Children’s Books: The Miraculous Journey of Edward Tulane

I’ve been a big fan of author Kate DiCamillo for a few years now, ever since I picked up The Tale of Despereaux on a whim. Since then I’ve been slowly but surely working my way through her whole catalog, most recently with The Miraculous Journey of Edward Tulane.

Edward Tulane is a china rabbit doll who does not know how to love. He belongs to a girl named Abeline who cares for him very much, but Edward only cares for how fine he looks, or whether his dignity has been injured. One day he is lost, and for years he moves from place to place, person to person, seeing and understanding things as he never has before. He learns to love, but also that he can continue to love even after a loss.

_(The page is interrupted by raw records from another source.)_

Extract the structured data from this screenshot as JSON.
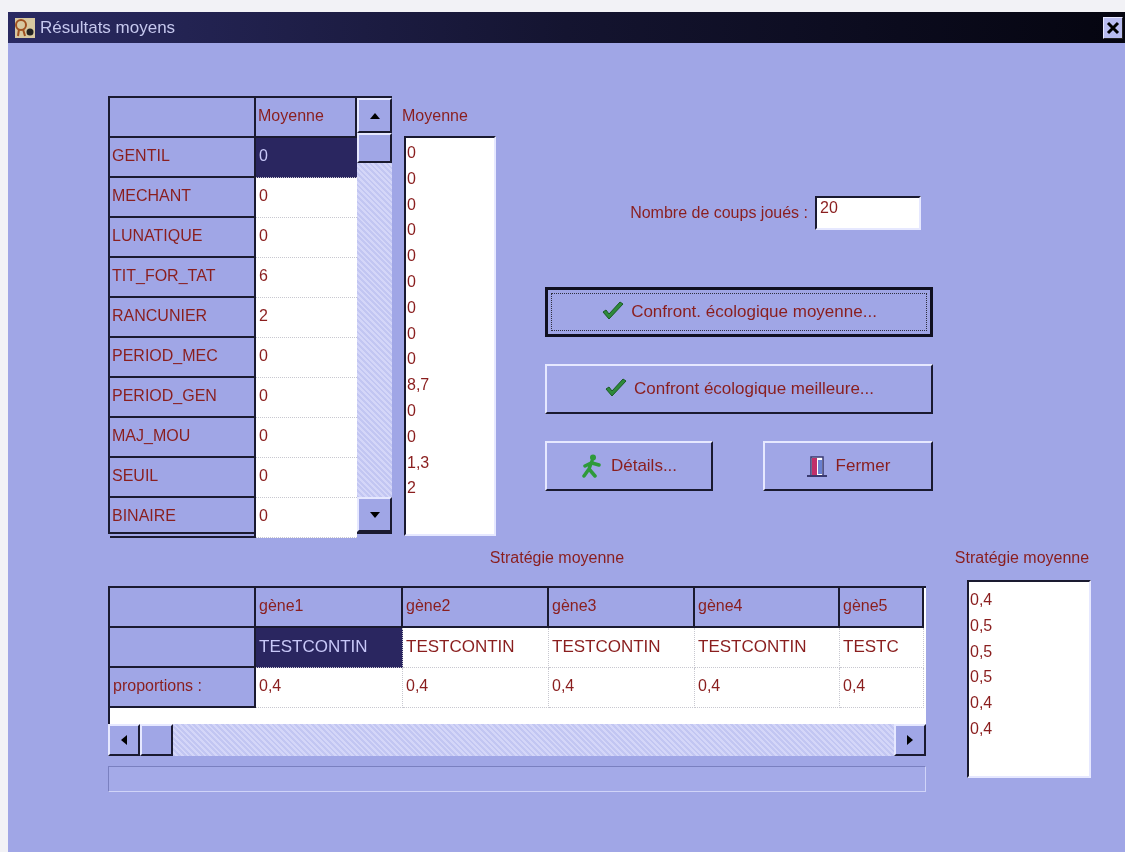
{
  "window": {
    "title": "Résultats moyens"
  },
  "scores_table": {
    "column": "Moyenne",
    "rows": [
      {
        "label": "GENTIL",
        "value": "0",
        "selected": true
      },
      {
        "label": "MECHANT",
        "value": "0",
        "selected": false
      },
      {
        "label": "LUNATIQUE",
        "value": "0",
        "selected": false
      },
      {
        "label": "TIT_FOR_TAT",
        "value": "6",
        "selected": false
      },
      {
        "label": "RANCUNIER",
        "value": "2",
        "selected": false
      },
      {
        "label": "PERIOD_MEC",
        "value": "0",
        "selected": false
      },
      {
        "label": "PERIOD_GEN",
        "value": "0",
        "selected": false
      },
      {
        "label": "MAJ_MOU",
        "value": "0",
        "selected": false
      },
      {
        "label": "SEUIL",
        "value": "0",
        "selected": false
      },
      {
        "label": "BINAIRE",
        "value": "0",
        "selected": false
      }
    ]
  },
  "scores_list": {
    "label": "Moyenne",
    "items": [
      "0",
      "0",
      "0",
      "0",
      "0",
      "0",
      "0",
      "0",
      "0",
      "8,7",
      "0",
      "0",
      "1,3",
      "2"
    ]
  },
  "coups": {
    "label": "Nombre de coups joués :",
    "value": "20"
  },
  "buttons": [
    {
      "label": "Confront. écologique moyenne...",
      "kind": "check",
      "default": true
    },
    {
      "label": "Confront écologique meilleure...",
      "kind": "check",
      "default": false
    },
    {
      "label": "Détails...",
      "kind": "walker",
      "default": false
    },
    {
      "label": "Fermer",
      "kind": "door",
      "default": false
    }
  ],
  "strategy_table": {
    "label": "Stratégie moyenne",
    "columns": [
      "gène1",
      "gène2",
      "gène3",
      "gène4",
      "gène5"
    ],
    "rows": [
      {
        "cells": [
          {
            "text": "TESTCONTIN",
            "selected": true
          },
          {
            "text": "TESTCONTIN",
            "selected": false
          },
          {
            "text": "TESTCONTIN",
            "selected": false
          },
          {
            "text": "TESTCONTIN",
            "selected": false
          },
          {
            "text": "TESTC",
            "selected": false
          }
        ]
      },
      {
        "label": "proportions :",
        "cells": [
          {
            "text": "0,4",
            "selected": false
          },
          {
            "text": "0,4",
            "selected": false
          },
          {
            "text": "0,4",
            "selected": false
          },
          {
            "text": "0,4",
            "selected": false
          },
          {
            "text": "0,4",
            "selected": false
          }
        ]
      }
    ]
  },
  "strategy_list": {
    "label": "Stratégie moyenne",
    "items": [
      "0,4",
      "0,5",
      "0,5",
      "0,5",
      "0,4",
      "0,4"
    ]
  }
}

The cover and the title were a bit deceiving to me. On the cover Edward walks towards a door. And the word “journey” implies that Edward will be moving around and doing stuff. But Edward is a doll, and while he can watch everything, and learn from it, he cannot choose where he goes and influence what happens to him. That kind of limitation makes me decidedly uncomfortable (it’s a bit of a phobia of mine) and it also makes me wonder, how can this work? How can Edward learn anything if he can’t make decisions and choose his path?

But this is where DiCamillo handles everything so well. Edward can make decisions: he can choose to listen to the people who adopt him, he can choose to remember the people he’s lost, and he can choose to let his heart open to hope and love. Edward is lost and taken and passed along for years, and at each new parting and meeting he learns something new, and while he thinks it will break him it changes him into something different, until finally he’s ready for his journey to be finished. It’s a heart wrenching story, but one I couldn’t put down until I came to the end.

And of course there is DiCamillo’s language, which is the number one reason why I love her books so much. Her words give all her books a magical quality, even the ones that have no magic in them, like The Tiger Rising. Kate DiCamillo is the children’s author that I most often try to write like; her stories always touch me, and even if the plot didn’t nab me her language would pull me in.
This passage comes just after Edward has been found by a poor boy and given to his dying sister:

Never in his life had Edward been cradled like a baby. Abeline had not done it. Nor had Nellie. And most certainly Bull had not. It was a singular sensation to be held so gently and yet so fiercely, to be stared down at with so much love. Edward felt the whole of his china body flood with warmth.

This was a wonderful book, by an author that has yet to disappoint me. Someday I hope to write a post specifically about why I find her language so wonderful.